ADRIANA BITTER plfap, v. LOUIS N. RENZO def-res, RONKONKOMA OPERATIONS LLC def
8770. ADRIANA BITTER plfap, v. LOUIS N. RENZO def-res, RONKONKOMA OPERATIONS LLC def — Napoli Bern Ripka Shkolnik, LLP, New York (Adam J. Gana of counsel), for ap — Ganfer & Shore, LLP, New York (Mark A. Berman of counsel), for Louis N. Renzo, res — Wilson Elser Moskowitz Edelman & Dicker LLP, White Plains (Gregory W. Gilliam of counsel), for Charles Raich, res — Order, Supreme Court, New York County (Melvin L. Schweitzer, J.), entered April 16, 2012, which, to the extent appealed from as limited by the briefs, granted defendant Charles Raich's motion to dismiss the breach of fiduciary duty claim, and granted defendant Louis N. Renzo's motion to dismiss the aiding and abetting breach of fiduciary duty claim, unanimously affirmed, without costs.
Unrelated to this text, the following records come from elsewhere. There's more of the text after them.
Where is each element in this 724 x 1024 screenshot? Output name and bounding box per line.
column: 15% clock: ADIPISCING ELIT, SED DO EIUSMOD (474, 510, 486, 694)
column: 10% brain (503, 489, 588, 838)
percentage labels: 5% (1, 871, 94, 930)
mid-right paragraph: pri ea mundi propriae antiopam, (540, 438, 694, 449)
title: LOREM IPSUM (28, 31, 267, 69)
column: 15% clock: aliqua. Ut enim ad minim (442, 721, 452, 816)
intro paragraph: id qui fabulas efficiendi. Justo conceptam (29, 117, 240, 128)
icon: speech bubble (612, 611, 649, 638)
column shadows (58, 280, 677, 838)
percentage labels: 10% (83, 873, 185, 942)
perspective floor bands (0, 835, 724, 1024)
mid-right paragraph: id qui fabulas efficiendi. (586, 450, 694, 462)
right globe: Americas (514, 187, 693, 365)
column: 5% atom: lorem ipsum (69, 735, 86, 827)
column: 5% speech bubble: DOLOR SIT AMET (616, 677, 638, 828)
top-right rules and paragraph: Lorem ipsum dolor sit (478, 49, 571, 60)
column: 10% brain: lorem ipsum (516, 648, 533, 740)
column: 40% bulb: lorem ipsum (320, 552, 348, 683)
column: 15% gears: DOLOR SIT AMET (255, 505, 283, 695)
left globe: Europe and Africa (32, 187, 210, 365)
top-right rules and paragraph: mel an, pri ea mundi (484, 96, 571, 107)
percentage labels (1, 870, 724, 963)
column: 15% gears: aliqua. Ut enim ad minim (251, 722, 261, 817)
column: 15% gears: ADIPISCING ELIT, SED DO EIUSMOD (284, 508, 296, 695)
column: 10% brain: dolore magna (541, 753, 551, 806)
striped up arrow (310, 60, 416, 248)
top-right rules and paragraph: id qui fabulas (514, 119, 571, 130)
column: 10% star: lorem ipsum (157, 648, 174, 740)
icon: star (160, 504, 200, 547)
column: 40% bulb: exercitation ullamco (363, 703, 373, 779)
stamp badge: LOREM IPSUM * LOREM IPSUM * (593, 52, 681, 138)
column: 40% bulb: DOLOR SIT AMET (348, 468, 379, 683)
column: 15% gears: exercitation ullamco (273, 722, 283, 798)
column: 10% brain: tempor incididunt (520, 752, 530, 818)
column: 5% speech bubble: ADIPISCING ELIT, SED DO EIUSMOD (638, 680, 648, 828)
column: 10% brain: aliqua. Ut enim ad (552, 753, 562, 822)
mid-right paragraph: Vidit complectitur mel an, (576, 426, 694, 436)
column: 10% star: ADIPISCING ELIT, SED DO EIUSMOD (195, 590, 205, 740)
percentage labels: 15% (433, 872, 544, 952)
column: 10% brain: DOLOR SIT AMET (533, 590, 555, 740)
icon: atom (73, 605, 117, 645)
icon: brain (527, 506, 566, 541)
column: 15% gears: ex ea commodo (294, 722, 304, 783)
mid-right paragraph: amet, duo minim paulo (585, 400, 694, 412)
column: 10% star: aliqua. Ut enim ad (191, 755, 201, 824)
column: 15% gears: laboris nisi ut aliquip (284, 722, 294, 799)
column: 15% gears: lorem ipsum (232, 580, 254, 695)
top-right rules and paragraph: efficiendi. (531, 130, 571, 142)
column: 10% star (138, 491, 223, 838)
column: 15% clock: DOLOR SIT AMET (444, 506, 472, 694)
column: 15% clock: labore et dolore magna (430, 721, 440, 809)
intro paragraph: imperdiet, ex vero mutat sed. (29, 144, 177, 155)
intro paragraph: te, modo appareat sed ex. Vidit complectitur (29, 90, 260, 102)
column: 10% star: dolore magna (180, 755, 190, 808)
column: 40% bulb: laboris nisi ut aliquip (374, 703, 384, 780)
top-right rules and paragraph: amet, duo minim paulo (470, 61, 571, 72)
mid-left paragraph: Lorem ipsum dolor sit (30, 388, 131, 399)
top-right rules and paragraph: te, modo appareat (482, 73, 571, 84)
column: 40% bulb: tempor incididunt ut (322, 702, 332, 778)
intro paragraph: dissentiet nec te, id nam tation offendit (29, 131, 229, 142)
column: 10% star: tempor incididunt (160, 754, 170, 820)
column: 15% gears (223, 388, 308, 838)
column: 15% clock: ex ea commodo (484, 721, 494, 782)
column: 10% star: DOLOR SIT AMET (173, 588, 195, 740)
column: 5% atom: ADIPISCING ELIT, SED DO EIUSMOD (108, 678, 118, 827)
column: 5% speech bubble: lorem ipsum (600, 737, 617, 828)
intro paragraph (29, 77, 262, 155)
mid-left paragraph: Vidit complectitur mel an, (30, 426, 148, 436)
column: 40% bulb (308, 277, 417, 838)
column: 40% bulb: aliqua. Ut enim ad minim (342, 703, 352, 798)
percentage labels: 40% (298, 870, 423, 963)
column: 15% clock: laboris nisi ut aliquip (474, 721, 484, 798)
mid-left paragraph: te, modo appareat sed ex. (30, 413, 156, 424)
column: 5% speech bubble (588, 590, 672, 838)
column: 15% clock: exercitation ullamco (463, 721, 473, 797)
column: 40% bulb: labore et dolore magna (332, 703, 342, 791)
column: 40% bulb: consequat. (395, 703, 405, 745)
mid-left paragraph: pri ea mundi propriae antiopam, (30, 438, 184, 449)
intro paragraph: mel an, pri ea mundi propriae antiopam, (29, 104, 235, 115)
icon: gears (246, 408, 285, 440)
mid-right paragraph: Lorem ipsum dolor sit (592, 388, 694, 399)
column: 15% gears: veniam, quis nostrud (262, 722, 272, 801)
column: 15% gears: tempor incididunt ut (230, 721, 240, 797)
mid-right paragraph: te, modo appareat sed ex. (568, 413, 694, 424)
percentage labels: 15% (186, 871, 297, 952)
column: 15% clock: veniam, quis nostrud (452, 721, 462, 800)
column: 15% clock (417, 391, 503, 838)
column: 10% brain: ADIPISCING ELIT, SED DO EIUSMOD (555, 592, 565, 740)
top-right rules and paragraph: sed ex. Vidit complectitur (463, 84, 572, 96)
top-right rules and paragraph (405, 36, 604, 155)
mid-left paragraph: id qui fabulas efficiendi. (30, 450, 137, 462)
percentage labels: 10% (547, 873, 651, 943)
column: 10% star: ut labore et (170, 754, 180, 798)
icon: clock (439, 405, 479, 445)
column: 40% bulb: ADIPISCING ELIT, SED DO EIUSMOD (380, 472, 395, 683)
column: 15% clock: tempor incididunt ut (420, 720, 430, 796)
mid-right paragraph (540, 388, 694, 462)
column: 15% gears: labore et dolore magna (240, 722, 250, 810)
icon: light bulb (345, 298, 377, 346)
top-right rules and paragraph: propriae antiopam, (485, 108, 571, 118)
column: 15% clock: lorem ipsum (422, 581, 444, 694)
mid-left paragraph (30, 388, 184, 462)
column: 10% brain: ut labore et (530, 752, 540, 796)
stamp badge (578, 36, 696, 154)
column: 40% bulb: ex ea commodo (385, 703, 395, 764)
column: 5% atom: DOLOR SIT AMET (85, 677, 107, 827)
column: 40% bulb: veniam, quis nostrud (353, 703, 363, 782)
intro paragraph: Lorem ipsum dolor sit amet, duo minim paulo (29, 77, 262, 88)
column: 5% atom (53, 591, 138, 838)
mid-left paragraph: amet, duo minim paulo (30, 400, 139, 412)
The duty owed by an accountant to a client is generally not fiduciary in nature (Able Energy, Inc. v. Marcum & Kliegman LLP, 69 AD3d 443, 444 [1st Dept 2010]; DG Liquidation v. Anchin, Block & Anchin, 300 AD2d 70, 70-71 [1st Dept 2002]). Nor does a conventional business relationship, without more, create a fiduciary relationship (Friedman v. Anderson, 23 AD3d 163, 166 [1st Dept 2005]).
Here, plaintiffs alleged only that Raich agreed to provide accounting and consulting services for Scalamandre, the company in which plaintiffs held a financial interest, and its board of directors. This does not suffice to allege that Raich owed plaintiffs a fiduciary duty. In light of the insufficient allegations of any fiduciary duty owed by Raich, the trial court also correctly dismissed the claim of aiding and abetting a breach of fiduciary duty (see Kaufman v. Cohen, 307 AD2d 113, 125 [1st Dept 2003]).
To the extent that plaintiffs argue on appeal that defendant Raich owed plaintiffs a fiduciary duty, not as an accountant or advisor, but as a "business broker," our review of the record reveals that this theory of liability was not articulated in the complaint or in plaintiffs' papers opposing dismissal. Accordingly, we decline to consider this claim (see e.g. Sonnenschein v. Douglas Elliman-Gibbons & Ives, 96 NY2d 369, 376-377 ; Recovery Consultants v. Shih-Hsieh, 141 AD2d 272, 276 [1st Dept 1988]).
This constitutes the decision and order of the Supreme Court, Appellate Division, First Department.